Chapter 9, “Look Out! It’s Alive!” (Loc. 1502)
We continue with Socrates’ third meeting of the Christology class. Socrates has read the New Testament as a follow-up to the Old Testament. He has met Jesus. His conclusion is that the Jesus as presented in the New Testament is quite real. While they participants in the class are concerned to learn Socrates’ reaction, maybe a mystical experience, Socrates wishes to discuss Jesus, as that is the goal both of the course and life (Loc. 1520). There were various groups with various reactions. Of them all, Socrates first though the disciples had an unusual reaction because they engaged with a concept of one person with both a divine and human nature. In the New Testament Socrates met this same person whose natures go beyond our reason and logic. The other participants have decided that to believe the two natures in the one person requires blind faith, abandoning reason. Socrates insists that reason can remain intact when contemplating the supernatural.

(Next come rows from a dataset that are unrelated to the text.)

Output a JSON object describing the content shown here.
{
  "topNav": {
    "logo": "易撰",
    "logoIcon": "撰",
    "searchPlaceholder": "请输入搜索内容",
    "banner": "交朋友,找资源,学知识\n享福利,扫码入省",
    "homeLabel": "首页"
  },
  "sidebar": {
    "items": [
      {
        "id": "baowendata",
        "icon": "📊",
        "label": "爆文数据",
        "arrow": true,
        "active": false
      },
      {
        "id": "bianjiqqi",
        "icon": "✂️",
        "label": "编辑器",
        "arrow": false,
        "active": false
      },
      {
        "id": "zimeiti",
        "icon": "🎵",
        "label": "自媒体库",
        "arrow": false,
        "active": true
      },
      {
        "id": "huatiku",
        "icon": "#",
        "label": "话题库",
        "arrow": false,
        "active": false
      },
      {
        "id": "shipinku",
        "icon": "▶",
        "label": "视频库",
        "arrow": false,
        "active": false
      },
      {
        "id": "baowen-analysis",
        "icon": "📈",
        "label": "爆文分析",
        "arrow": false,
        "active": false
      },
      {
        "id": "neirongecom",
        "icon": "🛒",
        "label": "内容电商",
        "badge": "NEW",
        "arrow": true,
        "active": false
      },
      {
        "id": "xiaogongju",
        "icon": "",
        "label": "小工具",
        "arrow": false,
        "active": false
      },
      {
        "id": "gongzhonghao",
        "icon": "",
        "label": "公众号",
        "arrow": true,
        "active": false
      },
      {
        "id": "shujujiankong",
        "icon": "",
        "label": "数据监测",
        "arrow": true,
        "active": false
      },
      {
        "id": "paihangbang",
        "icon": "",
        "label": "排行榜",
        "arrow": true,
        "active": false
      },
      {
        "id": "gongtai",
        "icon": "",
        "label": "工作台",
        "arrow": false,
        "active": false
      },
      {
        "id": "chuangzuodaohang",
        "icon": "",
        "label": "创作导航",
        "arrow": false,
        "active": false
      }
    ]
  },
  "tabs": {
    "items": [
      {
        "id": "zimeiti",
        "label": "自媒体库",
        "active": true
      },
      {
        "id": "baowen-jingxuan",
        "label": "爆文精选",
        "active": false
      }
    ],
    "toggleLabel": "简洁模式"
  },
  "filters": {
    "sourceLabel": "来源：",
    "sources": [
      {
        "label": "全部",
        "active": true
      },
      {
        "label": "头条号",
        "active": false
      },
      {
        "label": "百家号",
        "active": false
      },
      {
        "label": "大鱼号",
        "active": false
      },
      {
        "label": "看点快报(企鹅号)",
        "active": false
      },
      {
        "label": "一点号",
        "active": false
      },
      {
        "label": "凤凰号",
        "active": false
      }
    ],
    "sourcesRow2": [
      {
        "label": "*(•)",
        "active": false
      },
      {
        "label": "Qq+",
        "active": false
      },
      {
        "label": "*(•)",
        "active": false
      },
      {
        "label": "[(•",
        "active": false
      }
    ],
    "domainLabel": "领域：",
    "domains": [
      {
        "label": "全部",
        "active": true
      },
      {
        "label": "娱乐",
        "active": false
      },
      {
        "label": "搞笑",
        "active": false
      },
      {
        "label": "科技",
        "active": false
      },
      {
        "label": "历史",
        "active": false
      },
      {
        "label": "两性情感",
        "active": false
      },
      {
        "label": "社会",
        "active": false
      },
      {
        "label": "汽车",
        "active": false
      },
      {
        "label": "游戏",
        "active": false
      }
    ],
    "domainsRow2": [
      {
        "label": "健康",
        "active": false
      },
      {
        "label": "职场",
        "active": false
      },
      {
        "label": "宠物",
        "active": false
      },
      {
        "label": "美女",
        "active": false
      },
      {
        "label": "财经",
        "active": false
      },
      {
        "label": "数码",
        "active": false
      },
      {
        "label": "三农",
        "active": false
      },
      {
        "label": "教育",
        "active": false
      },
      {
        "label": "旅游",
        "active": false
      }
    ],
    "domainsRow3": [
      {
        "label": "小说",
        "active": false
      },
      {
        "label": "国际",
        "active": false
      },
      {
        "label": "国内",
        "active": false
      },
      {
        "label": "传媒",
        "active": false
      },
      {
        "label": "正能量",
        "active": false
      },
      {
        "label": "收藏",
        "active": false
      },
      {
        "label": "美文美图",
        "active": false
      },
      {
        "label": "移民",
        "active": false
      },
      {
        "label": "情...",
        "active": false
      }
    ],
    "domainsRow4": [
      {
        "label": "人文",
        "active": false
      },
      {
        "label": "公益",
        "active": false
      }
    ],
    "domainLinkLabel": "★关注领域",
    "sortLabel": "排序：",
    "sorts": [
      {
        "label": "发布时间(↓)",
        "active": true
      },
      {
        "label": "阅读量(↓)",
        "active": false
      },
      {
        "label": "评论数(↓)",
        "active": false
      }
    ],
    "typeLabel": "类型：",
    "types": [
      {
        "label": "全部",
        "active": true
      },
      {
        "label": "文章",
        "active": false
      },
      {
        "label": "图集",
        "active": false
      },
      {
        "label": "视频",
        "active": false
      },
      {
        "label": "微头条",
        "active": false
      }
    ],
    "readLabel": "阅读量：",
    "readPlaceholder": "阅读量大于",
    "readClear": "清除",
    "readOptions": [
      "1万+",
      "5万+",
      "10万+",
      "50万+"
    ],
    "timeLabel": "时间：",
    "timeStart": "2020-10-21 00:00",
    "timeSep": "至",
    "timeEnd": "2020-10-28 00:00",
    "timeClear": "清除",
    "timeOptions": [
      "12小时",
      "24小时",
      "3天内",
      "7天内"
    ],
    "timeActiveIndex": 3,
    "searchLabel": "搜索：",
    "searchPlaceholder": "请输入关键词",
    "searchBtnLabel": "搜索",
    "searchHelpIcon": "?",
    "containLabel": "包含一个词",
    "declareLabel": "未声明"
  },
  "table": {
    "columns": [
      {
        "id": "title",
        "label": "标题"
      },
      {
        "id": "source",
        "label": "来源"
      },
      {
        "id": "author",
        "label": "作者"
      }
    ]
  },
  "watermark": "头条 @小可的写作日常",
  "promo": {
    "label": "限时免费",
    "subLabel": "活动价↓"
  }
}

What Socrates does not understand is where the Christians are, why their lives are not changed by an encounter with Jesus. The class is offended by this question (Loc. 1586). They see Jesus as a good idea, maybe archetypal, but not so much as an historic person. The Bible portrays him as both, which changes the entire paradigm.
Socrates concludes, counter to the professor, that the biblical account is of a real resurrection and real life imparted by the real man who is God, Jesus. He also rejects multiple ways to the same God, a figurative view of the resurrection, and any scenario in which we believe in a falsehood such as an invented resurrection.